Werke von Karl Amadeus Hartmann, Mieczyslaw Weinberg und Dmirti Shostakovich
Wartime Consolations
Linus Roth (Violine), José Gallardo (Klavier), Württembergisches Kammerorchester Heilbronn, Ltg. Ruben Gazarian
Seit seinem Tod 1996 ist Mieczyslaw Weinberg der kompositorische Durchbruch gelungen, sei es durch seine zahlreichen Sinfonien, die Oper Die Passagierin op. 97 oder verschiedene Kammermusikwerke. Nachdem Linus Roth und José Gallardo für Challenge das komplette Werk Weinbergs für Violine und Klavier auf drei SACDs eingespielt haben, legen sie hier eine weitere CD-Premiere nach, den 1945 unvollendet gebliebenen Kopfsatz einer Violinsonate von Dmitri Schostakowitsch. So interessant dieser Repertoireaußenseiter sein mag, so kann doch die vorliegende Interpretation kaum als Referenzeinspielung bezeichnet werden Roths Klang ist allzu brillant, zu wenig der Musik untergeordnet. Auch scheint es, dass Gallardo absichtlich von der Aufnahmetechnik etwas in den Hintergrund gerückt wurde, sodass nicht durchgehend von gleichberechtigt kammermusikalischem Musizieren die Rede sein kann.

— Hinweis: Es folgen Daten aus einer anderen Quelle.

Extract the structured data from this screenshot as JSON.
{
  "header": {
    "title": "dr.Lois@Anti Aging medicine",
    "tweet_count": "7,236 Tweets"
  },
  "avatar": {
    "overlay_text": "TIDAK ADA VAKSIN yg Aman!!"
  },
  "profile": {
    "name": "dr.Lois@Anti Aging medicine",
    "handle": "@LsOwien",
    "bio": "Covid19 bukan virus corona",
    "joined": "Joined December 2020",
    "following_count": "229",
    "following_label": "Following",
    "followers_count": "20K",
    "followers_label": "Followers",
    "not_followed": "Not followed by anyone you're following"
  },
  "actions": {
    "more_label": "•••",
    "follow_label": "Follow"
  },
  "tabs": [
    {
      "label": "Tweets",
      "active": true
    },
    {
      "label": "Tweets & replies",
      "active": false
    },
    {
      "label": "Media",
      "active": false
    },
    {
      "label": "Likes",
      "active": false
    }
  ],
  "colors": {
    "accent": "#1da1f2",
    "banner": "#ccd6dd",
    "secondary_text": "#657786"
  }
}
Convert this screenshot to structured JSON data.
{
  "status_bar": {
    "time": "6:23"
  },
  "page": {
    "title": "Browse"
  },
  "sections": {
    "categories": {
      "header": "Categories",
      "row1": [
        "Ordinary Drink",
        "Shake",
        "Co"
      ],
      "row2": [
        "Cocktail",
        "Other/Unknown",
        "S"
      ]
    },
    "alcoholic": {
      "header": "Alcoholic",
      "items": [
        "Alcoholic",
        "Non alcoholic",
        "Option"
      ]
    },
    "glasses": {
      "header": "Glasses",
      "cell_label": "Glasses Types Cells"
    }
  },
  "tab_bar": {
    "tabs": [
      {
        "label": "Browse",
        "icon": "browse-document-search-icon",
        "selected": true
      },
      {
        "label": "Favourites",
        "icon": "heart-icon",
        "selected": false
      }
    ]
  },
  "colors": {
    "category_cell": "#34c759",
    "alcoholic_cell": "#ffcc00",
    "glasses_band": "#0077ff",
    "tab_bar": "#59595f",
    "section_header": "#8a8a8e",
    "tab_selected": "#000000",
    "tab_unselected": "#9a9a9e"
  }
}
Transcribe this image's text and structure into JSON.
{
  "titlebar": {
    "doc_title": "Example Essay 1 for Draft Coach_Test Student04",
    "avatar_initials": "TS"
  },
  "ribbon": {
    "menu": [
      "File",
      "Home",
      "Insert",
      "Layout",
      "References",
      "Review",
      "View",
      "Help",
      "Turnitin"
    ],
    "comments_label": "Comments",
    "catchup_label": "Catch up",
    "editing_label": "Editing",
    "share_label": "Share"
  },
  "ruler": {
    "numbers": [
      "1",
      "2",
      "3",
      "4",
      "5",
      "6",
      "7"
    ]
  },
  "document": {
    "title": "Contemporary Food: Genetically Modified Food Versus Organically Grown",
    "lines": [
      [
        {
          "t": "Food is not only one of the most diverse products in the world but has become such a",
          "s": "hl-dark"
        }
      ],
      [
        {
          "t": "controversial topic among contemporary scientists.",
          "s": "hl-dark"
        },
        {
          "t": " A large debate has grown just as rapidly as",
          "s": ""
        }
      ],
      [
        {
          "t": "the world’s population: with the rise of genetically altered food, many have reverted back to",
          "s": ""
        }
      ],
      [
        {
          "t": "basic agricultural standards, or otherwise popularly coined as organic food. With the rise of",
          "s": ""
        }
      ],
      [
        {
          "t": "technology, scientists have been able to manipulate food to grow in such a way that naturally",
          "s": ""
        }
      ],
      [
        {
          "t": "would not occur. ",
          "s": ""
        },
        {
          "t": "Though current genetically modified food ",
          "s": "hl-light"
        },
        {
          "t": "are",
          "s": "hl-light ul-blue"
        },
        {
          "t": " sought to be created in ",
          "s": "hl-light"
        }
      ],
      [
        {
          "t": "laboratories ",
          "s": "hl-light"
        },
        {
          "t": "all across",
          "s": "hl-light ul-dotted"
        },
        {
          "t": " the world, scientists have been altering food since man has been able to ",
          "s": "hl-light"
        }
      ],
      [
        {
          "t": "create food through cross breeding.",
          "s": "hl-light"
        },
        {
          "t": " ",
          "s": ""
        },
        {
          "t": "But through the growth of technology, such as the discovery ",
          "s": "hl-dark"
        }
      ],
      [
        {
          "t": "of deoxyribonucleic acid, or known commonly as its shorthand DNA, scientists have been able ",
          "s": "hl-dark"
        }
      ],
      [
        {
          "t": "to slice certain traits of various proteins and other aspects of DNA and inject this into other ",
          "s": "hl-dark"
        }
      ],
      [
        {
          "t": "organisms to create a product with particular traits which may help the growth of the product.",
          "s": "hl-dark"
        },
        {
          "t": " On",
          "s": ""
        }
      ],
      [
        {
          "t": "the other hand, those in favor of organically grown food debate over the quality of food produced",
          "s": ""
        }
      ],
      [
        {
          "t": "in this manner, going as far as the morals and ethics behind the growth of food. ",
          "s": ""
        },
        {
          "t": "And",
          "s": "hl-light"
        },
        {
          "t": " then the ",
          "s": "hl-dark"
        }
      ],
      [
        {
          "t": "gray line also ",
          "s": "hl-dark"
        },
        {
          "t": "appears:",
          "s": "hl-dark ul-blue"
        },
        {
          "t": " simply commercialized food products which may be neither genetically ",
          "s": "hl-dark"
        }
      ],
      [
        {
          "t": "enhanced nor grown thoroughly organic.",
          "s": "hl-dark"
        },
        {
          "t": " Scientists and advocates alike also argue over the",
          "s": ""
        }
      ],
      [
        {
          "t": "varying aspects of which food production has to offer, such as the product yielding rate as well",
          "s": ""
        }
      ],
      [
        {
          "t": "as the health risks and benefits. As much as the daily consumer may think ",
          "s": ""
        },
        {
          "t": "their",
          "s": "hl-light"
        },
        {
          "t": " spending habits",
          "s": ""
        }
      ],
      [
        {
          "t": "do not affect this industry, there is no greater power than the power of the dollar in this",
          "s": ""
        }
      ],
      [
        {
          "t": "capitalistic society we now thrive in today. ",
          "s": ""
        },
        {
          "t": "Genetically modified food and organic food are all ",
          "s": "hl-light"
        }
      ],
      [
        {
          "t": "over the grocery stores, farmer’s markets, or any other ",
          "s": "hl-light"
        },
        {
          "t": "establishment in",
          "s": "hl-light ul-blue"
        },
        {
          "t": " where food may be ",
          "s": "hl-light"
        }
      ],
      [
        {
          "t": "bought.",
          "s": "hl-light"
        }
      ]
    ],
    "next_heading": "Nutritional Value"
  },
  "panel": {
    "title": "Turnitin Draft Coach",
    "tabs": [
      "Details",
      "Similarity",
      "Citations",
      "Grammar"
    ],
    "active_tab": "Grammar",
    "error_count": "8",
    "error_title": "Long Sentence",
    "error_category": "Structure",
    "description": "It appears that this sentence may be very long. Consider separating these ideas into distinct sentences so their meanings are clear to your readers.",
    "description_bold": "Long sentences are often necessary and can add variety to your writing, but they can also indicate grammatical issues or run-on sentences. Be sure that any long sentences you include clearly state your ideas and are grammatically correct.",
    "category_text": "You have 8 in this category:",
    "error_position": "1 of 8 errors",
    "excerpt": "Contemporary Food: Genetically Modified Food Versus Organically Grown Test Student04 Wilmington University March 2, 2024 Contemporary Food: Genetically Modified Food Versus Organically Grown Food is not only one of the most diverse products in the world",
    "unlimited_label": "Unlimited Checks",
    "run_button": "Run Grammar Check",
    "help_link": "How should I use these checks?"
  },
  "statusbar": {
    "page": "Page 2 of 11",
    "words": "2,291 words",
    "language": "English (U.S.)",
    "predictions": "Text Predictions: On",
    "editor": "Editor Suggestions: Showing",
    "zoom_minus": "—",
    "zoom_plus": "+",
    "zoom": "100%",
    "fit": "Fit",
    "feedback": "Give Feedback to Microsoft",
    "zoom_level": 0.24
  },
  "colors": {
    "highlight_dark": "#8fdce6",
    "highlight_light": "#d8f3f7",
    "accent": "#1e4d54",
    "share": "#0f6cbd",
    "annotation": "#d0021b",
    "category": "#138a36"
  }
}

Alle weiteren Programmpunkte sind Werke mit Orchester. Im Zentrum stehen Weinbergs Concertino op. 42 für Violine und Streicher (1948) und Karl Amadeus Hartmanns Concerto funèbre aus dem Jahr 1939. Die Kopplung erweist sich zwar als stimmig, doch im Gesamtgefüge der SACD nicht wirklich ausgewogen (hier erweist sich als nachteilig, dass Roth Weinbergs Violinkonzert schon 2014 vorgelegt hat, gekoppelt mit dem Violinkonzert Benjamin Brittens). Weinbergs essenziell lyrisches, sich aber expressiv steigerndes Werk mit jiddischem Einschlag und eindeutigem Schostakowitsch-Einfluss im Finale ist gleichwohl nicht Hartmanns epochalem Werk gleichgewichtig. Hier gelingt Roth vielleicht auch die größte Einheit von Ton und Gehalt die Interpretation wirkt wie aus einem Guss, emotional voll ausgefüllt und mit der genügenden Zeit ausgearbeitet und gereift.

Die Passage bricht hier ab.